Joe Hart on 24/04/07 15:51, wrote:
Adam Hardy wrote:
I installed etch onto a new pc which is made up of a low energy
consumption mobo and two 2.5 inch laptop 120 gig harddrives.

The low energy consumption was my priority because I want to leave the
machine on 24x7. However these are the first 2.5 inch harddrives I've
ever had and they (or at least one of them) are making a disconcerting
clicking noise every 5 to 25 seconds at random - it sounds a bit like a
metronome, if it wasn't so irregular.

What I'm wondering, is whether it's etch reading or writing and the
noise is the  disc spinning up or the heads engaging.

I've configured the machine to run as a proxy gateway for my network
with a firewall, but also with KDE, although that's not running as I sit
here now listening to it. I shut down a few of the daemons that I
thought might be causing it, but it carries on regardless.

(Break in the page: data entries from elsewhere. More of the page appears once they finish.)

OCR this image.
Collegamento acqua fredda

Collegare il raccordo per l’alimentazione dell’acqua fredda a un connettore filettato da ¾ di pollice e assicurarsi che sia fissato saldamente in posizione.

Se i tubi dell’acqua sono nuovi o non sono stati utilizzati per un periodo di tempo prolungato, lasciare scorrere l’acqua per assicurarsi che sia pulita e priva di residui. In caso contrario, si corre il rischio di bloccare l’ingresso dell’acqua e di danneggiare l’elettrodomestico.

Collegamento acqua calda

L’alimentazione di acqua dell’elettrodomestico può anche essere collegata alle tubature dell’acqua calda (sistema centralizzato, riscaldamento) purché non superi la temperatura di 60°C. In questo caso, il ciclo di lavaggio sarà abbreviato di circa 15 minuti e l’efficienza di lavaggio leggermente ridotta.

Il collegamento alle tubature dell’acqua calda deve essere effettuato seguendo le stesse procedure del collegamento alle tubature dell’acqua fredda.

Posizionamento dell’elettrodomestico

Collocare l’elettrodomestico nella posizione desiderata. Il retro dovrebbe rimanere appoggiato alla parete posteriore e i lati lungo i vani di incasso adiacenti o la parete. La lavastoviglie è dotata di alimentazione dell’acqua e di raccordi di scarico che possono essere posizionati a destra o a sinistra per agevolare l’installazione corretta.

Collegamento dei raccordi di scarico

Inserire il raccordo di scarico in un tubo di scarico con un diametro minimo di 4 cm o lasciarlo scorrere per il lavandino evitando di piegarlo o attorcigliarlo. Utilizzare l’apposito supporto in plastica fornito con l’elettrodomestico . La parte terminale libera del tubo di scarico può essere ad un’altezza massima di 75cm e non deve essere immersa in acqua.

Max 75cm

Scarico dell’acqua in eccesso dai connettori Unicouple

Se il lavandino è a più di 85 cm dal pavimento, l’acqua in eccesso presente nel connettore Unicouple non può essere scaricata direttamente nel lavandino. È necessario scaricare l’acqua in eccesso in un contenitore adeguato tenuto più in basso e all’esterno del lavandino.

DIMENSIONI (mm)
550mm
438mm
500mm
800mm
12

As well as being disconcerting, it's also an issue because I want to use
this as a media center as well, and the last thing I want is some
constant clicking noise.


How much memory does this laptop have, and what services are you
actually running?  I would turn off everything and then enable things
one by one.  AFAIK, there should be no disk access if there are no
services running and there is enough ram (which is most likely the case)
to run the system without having to use swap.

Do you really think it is wise to use the laptop as a do-it-all machine
like you're planning?

There's loads of RAM - 2 gigs. I ended up with only the networking services (dhcpd, iptables etc) running, I stopped everything else. The noises continued until I powered down. I left it for a while and when I came back and booted the machine, the noise was no longer occuring. Strikes me as a hardware problem now.

Regarding your question, the main priority is to have the machine run efficiently, i.e. low power consumption, low heat output, low noise, 24x7, acting as a server and internet gateway. About 1/4 of the time though it will be used to play music, dvds, surf the web etc.

Whether that's a bad idea with this hardware setup should make itself apparent fairly quickly. It doesn't seem such a bad thing to me - but I admit I have little experience with laptops.

The main thing I'm worried about is overheating which in the short term will cause the intel cpu to drop its speed deliberately. In the long term if it runs hot all the time, the cpu just won't last as long. I intend to keep an eye on it.